Ah, yes, the same non-news on the live-action Neon Genesis Evangelion film (lovingly nicknamed "LAEM", as in "live-action Evangelion movie) they've been repeating for a year, though they're strongly hinting that it's Lord of the Rings director Peter Jackson that they're approaching. When they say he's expressing "interest", it's vague and could mean anything, from "Ooh, let's start of this immediately after I finish shooting the King Kong remake" to a more neutral "Hmm, could be interesting; show me the script when you have it ready". Anyway, I maintain my total skepticism that this thing will ever be made, as it's been almost two years since they initially announced it at Cannes and still no studio seems to be interested in funding it, as I think they rightfully believe that it would be too expensive a film for too niche a fanbase.
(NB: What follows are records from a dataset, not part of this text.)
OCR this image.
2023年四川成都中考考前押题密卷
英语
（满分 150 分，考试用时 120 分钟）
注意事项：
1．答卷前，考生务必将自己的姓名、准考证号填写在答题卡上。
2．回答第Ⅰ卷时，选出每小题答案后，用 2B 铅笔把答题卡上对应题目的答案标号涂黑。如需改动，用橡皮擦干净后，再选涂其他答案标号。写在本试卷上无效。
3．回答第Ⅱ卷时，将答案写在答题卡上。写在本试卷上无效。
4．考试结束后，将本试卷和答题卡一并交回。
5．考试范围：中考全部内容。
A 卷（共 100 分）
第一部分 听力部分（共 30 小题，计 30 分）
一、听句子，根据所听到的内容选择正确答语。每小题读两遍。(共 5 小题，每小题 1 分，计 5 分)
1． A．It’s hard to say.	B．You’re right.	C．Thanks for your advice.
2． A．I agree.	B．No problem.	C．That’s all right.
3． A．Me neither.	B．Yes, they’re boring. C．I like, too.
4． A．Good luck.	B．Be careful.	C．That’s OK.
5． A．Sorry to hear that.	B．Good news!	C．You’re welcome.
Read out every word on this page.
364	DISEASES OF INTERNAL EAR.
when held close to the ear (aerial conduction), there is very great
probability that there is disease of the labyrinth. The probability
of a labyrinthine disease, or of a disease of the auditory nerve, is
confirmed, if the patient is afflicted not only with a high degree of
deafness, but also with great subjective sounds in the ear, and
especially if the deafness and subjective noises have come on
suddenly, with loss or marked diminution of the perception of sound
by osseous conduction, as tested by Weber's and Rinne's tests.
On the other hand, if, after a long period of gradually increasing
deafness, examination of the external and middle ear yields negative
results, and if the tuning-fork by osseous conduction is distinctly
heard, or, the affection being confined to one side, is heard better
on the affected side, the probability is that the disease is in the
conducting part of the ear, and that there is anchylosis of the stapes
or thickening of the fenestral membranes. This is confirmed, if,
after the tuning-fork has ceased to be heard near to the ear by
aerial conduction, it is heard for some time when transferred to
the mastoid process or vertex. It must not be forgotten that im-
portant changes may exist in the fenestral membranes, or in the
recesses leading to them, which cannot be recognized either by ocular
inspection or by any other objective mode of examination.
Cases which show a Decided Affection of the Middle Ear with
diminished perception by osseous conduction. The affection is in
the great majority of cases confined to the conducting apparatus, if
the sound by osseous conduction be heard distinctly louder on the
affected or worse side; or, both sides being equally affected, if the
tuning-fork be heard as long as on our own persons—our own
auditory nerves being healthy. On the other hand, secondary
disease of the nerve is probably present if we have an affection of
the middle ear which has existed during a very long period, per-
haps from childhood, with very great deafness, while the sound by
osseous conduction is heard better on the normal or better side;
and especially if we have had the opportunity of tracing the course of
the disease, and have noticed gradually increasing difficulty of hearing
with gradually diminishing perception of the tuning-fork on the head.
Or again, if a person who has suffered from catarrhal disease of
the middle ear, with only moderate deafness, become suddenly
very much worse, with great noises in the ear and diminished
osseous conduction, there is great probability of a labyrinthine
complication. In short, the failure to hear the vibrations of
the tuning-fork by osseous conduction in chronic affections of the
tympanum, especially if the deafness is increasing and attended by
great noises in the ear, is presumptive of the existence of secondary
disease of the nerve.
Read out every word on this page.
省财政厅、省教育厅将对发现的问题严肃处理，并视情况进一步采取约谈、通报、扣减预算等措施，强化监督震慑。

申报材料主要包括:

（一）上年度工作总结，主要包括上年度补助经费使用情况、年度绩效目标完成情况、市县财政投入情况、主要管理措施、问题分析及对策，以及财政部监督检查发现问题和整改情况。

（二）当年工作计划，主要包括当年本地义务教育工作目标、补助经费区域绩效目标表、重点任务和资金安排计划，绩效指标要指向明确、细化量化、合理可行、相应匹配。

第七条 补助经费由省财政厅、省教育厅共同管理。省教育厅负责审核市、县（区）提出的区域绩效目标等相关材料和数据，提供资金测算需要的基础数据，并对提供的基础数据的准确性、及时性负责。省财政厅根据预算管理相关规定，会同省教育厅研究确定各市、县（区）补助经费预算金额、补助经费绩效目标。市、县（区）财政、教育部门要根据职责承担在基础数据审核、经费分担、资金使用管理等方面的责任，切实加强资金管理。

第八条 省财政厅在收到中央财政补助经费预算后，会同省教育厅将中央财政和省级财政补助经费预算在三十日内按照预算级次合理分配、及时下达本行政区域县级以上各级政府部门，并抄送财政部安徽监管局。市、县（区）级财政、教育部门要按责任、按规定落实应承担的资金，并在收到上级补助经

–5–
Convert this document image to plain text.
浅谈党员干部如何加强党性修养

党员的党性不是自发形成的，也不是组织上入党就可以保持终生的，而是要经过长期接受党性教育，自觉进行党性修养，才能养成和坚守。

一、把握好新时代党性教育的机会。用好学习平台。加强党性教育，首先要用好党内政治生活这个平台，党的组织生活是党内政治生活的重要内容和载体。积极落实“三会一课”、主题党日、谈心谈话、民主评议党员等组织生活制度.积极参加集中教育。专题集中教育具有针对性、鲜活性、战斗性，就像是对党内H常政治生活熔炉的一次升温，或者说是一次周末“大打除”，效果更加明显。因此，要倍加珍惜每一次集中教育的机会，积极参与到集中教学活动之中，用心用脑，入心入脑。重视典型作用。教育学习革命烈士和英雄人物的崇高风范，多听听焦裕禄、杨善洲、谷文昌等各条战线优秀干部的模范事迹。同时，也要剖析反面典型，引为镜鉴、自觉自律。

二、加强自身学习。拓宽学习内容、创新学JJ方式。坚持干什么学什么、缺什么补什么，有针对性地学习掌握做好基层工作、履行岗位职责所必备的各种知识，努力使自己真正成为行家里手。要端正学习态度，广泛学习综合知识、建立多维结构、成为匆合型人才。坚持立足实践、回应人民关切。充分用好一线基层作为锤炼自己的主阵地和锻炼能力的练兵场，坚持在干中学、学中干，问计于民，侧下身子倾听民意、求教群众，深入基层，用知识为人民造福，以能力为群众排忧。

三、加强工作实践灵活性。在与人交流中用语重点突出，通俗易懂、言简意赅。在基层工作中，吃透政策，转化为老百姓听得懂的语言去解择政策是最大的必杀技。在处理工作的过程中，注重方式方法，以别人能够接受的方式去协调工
The one way I could see live-action Eva working is if they ditched WETA, got a less well-known special effects house, reduced the projected budget significantly, and proposed shooting it "on the cheap" in Vancouver. Then Lion's Gate Films might be interested.
By the way, since I said "Evangelion" and "skeptic", might as well link to the only chapter in my aborted attempt to write something meaningful about the series, on the long-defunct AnimeShowcase.com, preserved in perpetuity at the Internet Archive.